Algunos pretenden hacer creer que la realidad es difícil de explicar y complejo su conocimiento. Si lo es, no lo será por sí misma, sino por el pensamiento burocrático y torticero que la envuelve. En estas circunstancias de dificultad interpretativa, quien lo intente y dé explicaciones nada coincidentes con el discurso del poder se encontrará con admoniciones por haberse metido en camisa de once varas, es decir, por decir lo que no se puede decir, y, por tanto, sus explicaciones formarán parte de lo heterodoxo, lo incorrecto, lo inconveniente y lo que incomoda. De ahí su prohibición y represión democrática en aras de una supuesta libertad de expresión, que ni es libertad, ni expresión.

Es en este terreno, donde la presencia de los intelectuales se hace más necesaria. Para decir lo que nadie dice, para agitar y mantener viva la duda ante tanta ofensa intelectual, ante tanta definición concluyente, autoritaria y excluyente, ante tanta sevicia perpetrada bajo los auspicios de una legitimidad cada vez más inmoral.

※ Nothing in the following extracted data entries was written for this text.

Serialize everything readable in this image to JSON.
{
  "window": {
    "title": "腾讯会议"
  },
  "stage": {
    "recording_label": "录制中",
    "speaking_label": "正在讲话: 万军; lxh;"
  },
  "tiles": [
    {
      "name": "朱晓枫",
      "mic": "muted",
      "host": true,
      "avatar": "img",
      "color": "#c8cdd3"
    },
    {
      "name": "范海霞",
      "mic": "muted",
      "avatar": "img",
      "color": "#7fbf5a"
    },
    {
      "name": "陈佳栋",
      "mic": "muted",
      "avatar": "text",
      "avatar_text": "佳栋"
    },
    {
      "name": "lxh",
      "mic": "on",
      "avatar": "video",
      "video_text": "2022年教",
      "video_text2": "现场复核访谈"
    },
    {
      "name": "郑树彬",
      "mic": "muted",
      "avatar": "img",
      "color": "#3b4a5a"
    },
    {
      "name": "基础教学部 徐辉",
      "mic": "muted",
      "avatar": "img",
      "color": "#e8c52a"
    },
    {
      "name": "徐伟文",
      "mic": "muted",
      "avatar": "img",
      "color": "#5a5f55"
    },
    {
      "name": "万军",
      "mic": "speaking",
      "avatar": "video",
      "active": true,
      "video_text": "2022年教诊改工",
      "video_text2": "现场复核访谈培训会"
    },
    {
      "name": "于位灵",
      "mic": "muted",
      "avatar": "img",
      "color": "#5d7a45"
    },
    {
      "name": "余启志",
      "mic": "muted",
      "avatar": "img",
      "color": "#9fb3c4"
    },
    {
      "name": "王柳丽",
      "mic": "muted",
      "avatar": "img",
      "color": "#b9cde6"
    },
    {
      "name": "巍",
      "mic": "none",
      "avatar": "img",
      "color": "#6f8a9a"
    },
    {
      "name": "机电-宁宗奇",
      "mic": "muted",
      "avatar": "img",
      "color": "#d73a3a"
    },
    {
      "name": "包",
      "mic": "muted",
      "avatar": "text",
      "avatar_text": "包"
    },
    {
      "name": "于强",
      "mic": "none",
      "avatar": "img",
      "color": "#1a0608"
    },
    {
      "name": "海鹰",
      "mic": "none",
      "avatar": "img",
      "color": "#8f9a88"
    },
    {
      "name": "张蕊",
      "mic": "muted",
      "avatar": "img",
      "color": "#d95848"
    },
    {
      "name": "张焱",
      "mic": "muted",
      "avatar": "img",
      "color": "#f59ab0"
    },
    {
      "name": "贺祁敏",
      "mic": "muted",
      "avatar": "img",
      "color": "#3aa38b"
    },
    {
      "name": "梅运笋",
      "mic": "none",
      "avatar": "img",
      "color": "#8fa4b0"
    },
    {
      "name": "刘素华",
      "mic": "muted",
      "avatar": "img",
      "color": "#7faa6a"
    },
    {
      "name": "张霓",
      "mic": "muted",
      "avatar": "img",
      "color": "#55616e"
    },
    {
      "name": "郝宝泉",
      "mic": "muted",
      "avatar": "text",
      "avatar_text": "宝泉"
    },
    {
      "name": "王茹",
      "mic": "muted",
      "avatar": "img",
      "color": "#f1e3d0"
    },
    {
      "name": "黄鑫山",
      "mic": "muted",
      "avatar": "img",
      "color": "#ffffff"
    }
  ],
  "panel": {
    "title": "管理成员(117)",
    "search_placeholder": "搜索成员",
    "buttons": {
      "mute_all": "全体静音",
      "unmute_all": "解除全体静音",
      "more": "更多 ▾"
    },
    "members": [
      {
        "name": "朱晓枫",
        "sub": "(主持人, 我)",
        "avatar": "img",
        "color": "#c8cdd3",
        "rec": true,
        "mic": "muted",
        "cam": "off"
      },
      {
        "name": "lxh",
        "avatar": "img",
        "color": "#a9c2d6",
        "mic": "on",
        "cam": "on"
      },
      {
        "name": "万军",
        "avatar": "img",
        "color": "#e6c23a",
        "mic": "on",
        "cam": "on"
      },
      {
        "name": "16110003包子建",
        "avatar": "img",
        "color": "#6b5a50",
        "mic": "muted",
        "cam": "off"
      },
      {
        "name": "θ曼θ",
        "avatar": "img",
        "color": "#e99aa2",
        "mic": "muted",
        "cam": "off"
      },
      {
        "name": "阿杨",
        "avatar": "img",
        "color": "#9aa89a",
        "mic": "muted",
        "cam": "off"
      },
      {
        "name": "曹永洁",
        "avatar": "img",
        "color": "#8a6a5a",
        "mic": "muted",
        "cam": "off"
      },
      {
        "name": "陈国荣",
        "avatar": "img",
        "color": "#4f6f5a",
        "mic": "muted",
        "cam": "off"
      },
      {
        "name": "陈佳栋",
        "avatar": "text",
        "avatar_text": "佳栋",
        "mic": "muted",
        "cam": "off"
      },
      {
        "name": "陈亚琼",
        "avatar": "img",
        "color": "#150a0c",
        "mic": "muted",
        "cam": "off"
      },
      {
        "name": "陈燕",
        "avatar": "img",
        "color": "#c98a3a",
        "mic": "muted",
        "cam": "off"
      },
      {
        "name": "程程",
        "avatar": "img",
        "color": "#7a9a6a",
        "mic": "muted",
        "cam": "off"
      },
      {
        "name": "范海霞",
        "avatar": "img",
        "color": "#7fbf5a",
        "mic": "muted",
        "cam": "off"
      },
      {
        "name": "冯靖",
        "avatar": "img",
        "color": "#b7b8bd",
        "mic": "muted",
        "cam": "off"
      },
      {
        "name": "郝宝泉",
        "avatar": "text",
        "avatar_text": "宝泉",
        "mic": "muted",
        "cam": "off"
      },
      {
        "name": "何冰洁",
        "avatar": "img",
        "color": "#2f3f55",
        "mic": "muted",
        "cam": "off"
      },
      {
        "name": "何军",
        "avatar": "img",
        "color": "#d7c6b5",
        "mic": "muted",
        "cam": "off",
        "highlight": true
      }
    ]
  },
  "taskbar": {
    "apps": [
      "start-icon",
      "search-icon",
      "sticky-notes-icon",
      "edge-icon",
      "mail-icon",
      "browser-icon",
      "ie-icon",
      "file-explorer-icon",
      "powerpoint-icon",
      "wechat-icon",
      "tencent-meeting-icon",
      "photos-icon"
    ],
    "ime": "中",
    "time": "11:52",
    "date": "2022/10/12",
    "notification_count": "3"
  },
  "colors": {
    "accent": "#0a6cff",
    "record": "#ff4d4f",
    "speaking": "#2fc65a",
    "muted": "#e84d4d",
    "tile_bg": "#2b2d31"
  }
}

Ahí es donde el intelectual tiene un trabajo descomunal, elaborando reflexiones e ideas que se alejen de las evidencias que establece el poder y formulando los problemas desde otra mirada, de modo que sus soluciones no pasen por el entramado institucional del pensamiento burocrático o apresado bajo el amparo del poder, sea el que sea, sino desde abajo, desde la propia sociedad.

Un intelectual, si algo hace, es describir y explicar lo que nadie cuestiona, lo que nadie se atreve a decir, generando interpretaciones que hacen visibles aspectos nuevos de la realidad. En este sentido, dudo mucho que la ética de la lista de intelectuales de Marías cumpla con el compromiso de Adorno. Su modo particular de habitar el espacio que la sociedad les asigna deja muchísimo que desear, pues todo lo que dicen y han dicho estaba tan bien dicho que al poder le ha entrado por una oreja y le ha salido por la otra. Para mayor sonrojo, este mismo poder les ha pagado por decir lo que han dicho.